On Figure 2 you see a preliminary block diagram of Core microarchitecture execution units.
Core Microarchitecture
click to enlarge
Figure 2: Core microarchitecture execution units.
Another big difference between Pentium M and Pentium 4 architectures to Core architecture is that on Core architecture the Load and Store units have their own address generation units embedded. Pentium 4 and Pentium M have a separated address generation unit, and on Pentium 4 the first ALU is used to store data on memory.
Here is a small explanation of each execution unit found on this CPU:
* IEU: Instruction Execution Unit is where regular instructions are executed. Also known as ALU (Arithmetic and Logic Unit). “Regular” instructions are also known as “integer” instructions.

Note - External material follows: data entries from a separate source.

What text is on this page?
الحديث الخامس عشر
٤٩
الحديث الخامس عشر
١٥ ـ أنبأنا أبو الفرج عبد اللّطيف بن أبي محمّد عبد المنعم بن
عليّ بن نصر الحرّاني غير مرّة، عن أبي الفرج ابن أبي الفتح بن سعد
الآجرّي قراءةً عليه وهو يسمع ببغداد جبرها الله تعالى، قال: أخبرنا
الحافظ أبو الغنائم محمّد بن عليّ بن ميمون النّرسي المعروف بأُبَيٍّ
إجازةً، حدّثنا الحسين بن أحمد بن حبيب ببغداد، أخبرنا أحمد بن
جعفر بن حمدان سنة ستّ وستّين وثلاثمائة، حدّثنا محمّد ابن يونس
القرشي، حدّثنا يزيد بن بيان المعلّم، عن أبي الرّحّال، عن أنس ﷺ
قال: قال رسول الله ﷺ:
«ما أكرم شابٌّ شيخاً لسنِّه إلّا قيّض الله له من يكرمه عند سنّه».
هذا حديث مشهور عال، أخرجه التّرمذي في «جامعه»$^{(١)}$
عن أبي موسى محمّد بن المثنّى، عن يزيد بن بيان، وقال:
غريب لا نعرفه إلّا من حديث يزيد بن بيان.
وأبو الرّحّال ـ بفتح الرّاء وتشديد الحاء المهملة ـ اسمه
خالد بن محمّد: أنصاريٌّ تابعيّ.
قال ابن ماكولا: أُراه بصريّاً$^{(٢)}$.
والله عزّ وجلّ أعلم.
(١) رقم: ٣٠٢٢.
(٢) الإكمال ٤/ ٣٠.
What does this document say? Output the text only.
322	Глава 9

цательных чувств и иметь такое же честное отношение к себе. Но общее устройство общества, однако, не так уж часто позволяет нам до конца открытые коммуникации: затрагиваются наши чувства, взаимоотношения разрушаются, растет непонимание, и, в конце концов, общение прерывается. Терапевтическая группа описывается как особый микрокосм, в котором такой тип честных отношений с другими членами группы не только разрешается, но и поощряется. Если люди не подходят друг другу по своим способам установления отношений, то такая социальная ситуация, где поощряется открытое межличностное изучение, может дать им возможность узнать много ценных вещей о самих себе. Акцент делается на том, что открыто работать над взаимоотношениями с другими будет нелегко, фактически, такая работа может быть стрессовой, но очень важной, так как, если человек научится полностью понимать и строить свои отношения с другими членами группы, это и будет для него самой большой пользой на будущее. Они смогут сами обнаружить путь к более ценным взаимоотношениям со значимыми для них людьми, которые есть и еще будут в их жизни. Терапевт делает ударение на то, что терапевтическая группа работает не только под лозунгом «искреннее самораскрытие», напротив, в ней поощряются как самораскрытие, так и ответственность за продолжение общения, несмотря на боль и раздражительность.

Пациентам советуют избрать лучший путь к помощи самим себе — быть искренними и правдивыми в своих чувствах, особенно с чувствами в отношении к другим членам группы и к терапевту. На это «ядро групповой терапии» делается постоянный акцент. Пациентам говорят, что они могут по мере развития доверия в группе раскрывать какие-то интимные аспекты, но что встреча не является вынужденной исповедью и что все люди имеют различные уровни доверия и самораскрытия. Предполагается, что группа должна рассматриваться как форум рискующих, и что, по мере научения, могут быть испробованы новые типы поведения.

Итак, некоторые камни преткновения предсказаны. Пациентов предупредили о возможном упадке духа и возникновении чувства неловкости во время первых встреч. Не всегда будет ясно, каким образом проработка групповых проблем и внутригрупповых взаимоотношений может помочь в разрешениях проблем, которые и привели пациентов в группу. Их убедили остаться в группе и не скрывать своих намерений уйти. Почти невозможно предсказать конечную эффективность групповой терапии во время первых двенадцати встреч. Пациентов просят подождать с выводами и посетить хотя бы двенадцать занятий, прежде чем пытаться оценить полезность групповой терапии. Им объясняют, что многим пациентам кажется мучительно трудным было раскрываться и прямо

* JEU: Jump Execution Unit processes branches and is also known as Branch Unit.
* FPU: Floating-Point Unit. Is responsible for executing floating-point math operation and also MMX and SSE instructions. In this CPU the FPUs aren’t “complete”, as some instruction types (FPmov, FPadd and FPmul) can only be executed on certain FPUs:
o FPadd: Only this FPU can process floating-point addition instructions, like ADDPS (which, by the way, is a SSE instruction).
o FPmul: Only this FPU can process floating-point multiplication instructions, like MULPS (which, by the way, is a SSE instruction).
o FPmov: Instructions for loading or copying a FPU register, like MOVAPS (which transfers data to a SSE 128-bit XMM register). This kind of instruction can be executed on any FPU, but on the second and on the third FPUs only if FPadd- or FPmul-like instructions aren’t available in the Reservation Station to be dispatched.
* Load: Unit to process instructions that ask a data to be read from the RAM memory.
* Store Data: Unit to process instructions that ask a data to be written at the RAM memory.
Keep in mind that complex instructions may take several clock cycles to be processed. Let’s take an example of port 2, where the FPmul unit is located. While this unit is processing a very complex instruction that takes several clock ticks to be executed, port 2 won’t stall: it will keep sending simple instructions to the IEU while the FPU is busy.